How to run categorical dummy variables in R?

JoeyBarnes20 · December 1, 2018, 1:50am

Hello, first I would like to apologize if I am asking this in the wrong category or if this question has been posted before. I'm a college student and we need to do our econometrics term paper using R. However, our professor never taught us how we can run a regression for categorical variables...

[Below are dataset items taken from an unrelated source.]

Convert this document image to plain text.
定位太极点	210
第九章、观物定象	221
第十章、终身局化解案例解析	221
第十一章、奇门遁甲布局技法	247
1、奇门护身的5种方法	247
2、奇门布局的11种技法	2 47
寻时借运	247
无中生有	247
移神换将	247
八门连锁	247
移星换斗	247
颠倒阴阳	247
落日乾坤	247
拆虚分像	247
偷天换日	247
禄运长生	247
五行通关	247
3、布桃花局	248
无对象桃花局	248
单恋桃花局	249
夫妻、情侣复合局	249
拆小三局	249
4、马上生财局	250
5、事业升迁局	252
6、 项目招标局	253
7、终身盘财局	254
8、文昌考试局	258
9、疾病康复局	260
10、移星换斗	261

The trouble I am having is in order to avoid perfect multicollinearity you need to n-1 variables. How would I do this? For example, I have 5 categories and I want R to only include 4 in the regression and use the excluded one as the base group. This is how my data is set up

I am analyzing the impact of the height of NBA players on their salary while controlling for position. I want shooting guard (SG) to be my reference group.
So my regression formula is:

Reg2 <- lm(SALARY~ Height+PG+PF+SF+Center)
summary(Reg2)

Call:
lm(formula = SALARY ~ Height + PG + PF + SF + Center)

Residuals:
Min 1Q Median 3Q Max
-4845982 -2412751 -346673 2224250 7143761

Coefficients:
Estimate Std. Error t value Pr(>|t|)
(Intercept) 82417024 27550269 2.992 0.00514 **
Height -767197 351353 -2.184 0.03599 *
PG 6282111 2304350 2.726 0.01005 *
PF 5353895 2482486 2.157 0.03819 *
SF 5428714 2335014 2.325 0.02618 *
Center 6404938 3096554 2.068 0.04628 *

BrentHutto · December 1, 2018, 11:54am

It seems to me your model you came up with will work just like you wanted.

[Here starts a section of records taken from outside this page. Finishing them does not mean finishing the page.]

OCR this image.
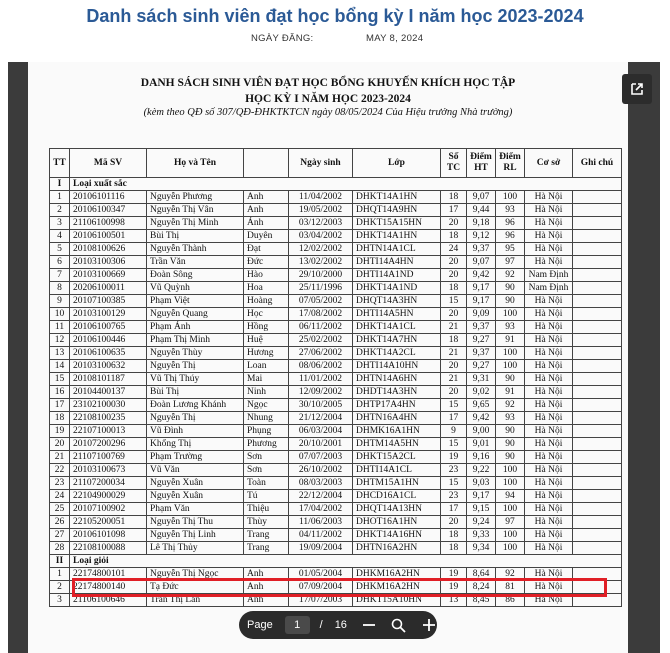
Danh sách sinh viên đạt học bổng kỳ I năm học 2023-2024
NGÀY ĐĂNG:	MAY 8, 2024
DANH SÁCH SINH VIÊN ĐẠT HỌC BỔNG KHUYẾN KHÍCH HỌC TẬP
HỌC KỲ I NĂM HỌC 2023-2024
(kèm theo QĐ số 307/QĐ-ĐHKTKTCN ngày 08/05/2024 Của Hiệu trưởng Nhà trường)
TT	Mã SV	Họ và Tên		Ngày sinh	Lớp	Số TC	Điểm HT	Điểm RL	Cơ sở	Ghi chú
I	Loại xuất sắc									
1	20106101116	Nguyễn Phương	Anh	11/04/2002	DHKT14A1HN	18	9,07	100	Hà Nội	
2	20106100347	Nguyễn Thị Vân	Anh	19/05/2002	DHQT14A9HN	17	9,44	93	Hà Nội	
3	21106100998	Nguyễn Thị Minh	Ánh	03/12/2003	DHKT15A15HN	20	9,18	96	Hà Nội	
4	20106100501	Bùi Thị	Duyên	03/04/2002	DHKT14A1HN	18	9,12	96	Hà Nội	
5	20108100626	Nguyễn Thành	Đạt	12/02/2002	DHTN14A1CL	24	9,37	95	Hà Nội	
6	20103100306	Trần Văn	Đức	13/02/2002	DHTI14A4HN	20	9,07	97	Hà Nội	
7	20103100669	Đoàn Sông	Hào	29/10/2000	DHTI14A1ND	20	9,42	92	Nam Định	
8	20206100011	Vũ Quỳnh	Hoa	25/11/1996	DHKT14A1ND	18	9,17	90	Nam Định	
9	20107100385	Phạm Việt	Hoàng	07/05/2002	DHQT14A3HN	15	9,17	90	Hà Nội	
10	20103100129	Nguyễn Quang	Học	17/08/2002	DHTI14A5HN	20	9,09	100	Hà Nội	
11	20106100765	Phạm Ánh	Hồng	06/11/2002	DHKT14A1CL	21	9,37	93	Hà Nội	
12	20106100446	Phạm Thị Minh	Huệ	25/02/2002	DHKT14A7HN	18	9,27	91	Hà Nội	
13	20106100635	Nguyễn Thùy	Hương	27/06/2002	DHKT14A2CL	21	9,37	100	Hà Nội	
14	20103100632	Nguyễn Thị	Loan	08/06/2002	DHTI14A10HN	20	9,27	100	Hà Nội	
15	20108101187	Vũ Thị Thúy	Mai	11/01/2002	DHTN14A6HN	21	9,31	90	Hà Nội	
16	20104400137	Bùi Thị	Ninh	12/09/2002	DHDT14A3HN	20	9,02	91	Hà Nội	
17	23102100030	Đoàn Lương Khánh	Ngọc	30/10/2005	DHTP17A4HN	15	9,65	92	Hà Nội	
18	22108100235	Nguyễn Thị	Nhung	21/12/2004	DHTN16A4HN	17	9,42	93	Hà Nội	
19	22107100013	Vũ Đình	Phụng	06/03/2004	DHMK16A1HN	9	9,00	90	Hà Nội	
20	20107200296	Khổng Thị	Phương	20/10/2001	DHTM14A5HN	15	9,01	90	Hà Nội	
21	21107100769	Phạm Trường	Sơn	07/07/2003	DHKT15A2CL	19	9,16	90	Hà Nội	
22	20103100673	Vũ Văn	Sơn	26/10/2002	DHTI14A1CL	23	9,22	100	Hà Nội	
23	21107200034	Nguyễn Xuân	Toàn	08/03/2003	DHTM15A1HN	15	9,03	100	Hà Nội	
24	22104900029	Nguyễn Xuân	Tú	22/12/2004	DHCD16A1CL	23	9,17	94	Hà Nội	
25	20107100902	Phạm Văn	Thiệu	17/04/2002	DHQT14A13HN	17	9,15	100	Hà Nội	
26	22105200051	Nguyễn Thị Thu	Thùy	11/06/2003	DHOT16A1HN	20	9,24	97	Hà Nội	
27	20106101098	Nguyễn Thị Linh	Trang	04/11/2002	DHKT14A16HN	18	9,33	100	Hà Nội	
28	22108100088	Lê Thị Thủy	Trang	19/09/2004	DHTN16A2HN	18	9,34	100	Hà Nội	
II	Loại giỏi									
1	22174800101	Nguyễn Thị Ngọc	Anh	01/05/2004	DHKM16A2HN	19	8,64	92	Hà Nội	
2	22174800140	Tạ Đức	Anh	07/09/2004	DHKM16A2HN	19	8,24	81	Hà Nội	
3	21106100646	Trần Thị Lan	Anh	17/07/2003	DHKT15A10HN	13	8,45	86	Hà Nội	
Page	1	/ 16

Each of the effects for PG, PF, SF and Center would be interpreted as the difference in salary for that position relative to the salary of a SG (your referent group).

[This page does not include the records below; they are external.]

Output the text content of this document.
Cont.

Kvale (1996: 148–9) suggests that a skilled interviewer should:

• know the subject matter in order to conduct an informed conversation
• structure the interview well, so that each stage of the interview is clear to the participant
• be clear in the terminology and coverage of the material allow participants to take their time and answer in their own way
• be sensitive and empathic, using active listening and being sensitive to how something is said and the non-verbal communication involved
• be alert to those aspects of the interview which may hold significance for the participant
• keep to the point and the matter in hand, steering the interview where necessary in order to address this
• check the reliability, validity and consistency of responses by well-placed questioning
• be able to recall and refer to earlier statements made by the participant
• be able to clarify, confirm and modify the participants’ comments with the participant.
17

It may be beyond the scope of your assignment but generally speaking variables like "salary" or "income" often cause problems due to highly skewed distributions. So be careful to make sure the model is valid in that respect.

But your actual coding of the model seems good!

system · December 22, 2018, 12:05pm

This topic was automatically closed 21 days after the last reply. New replies are no longer allowed.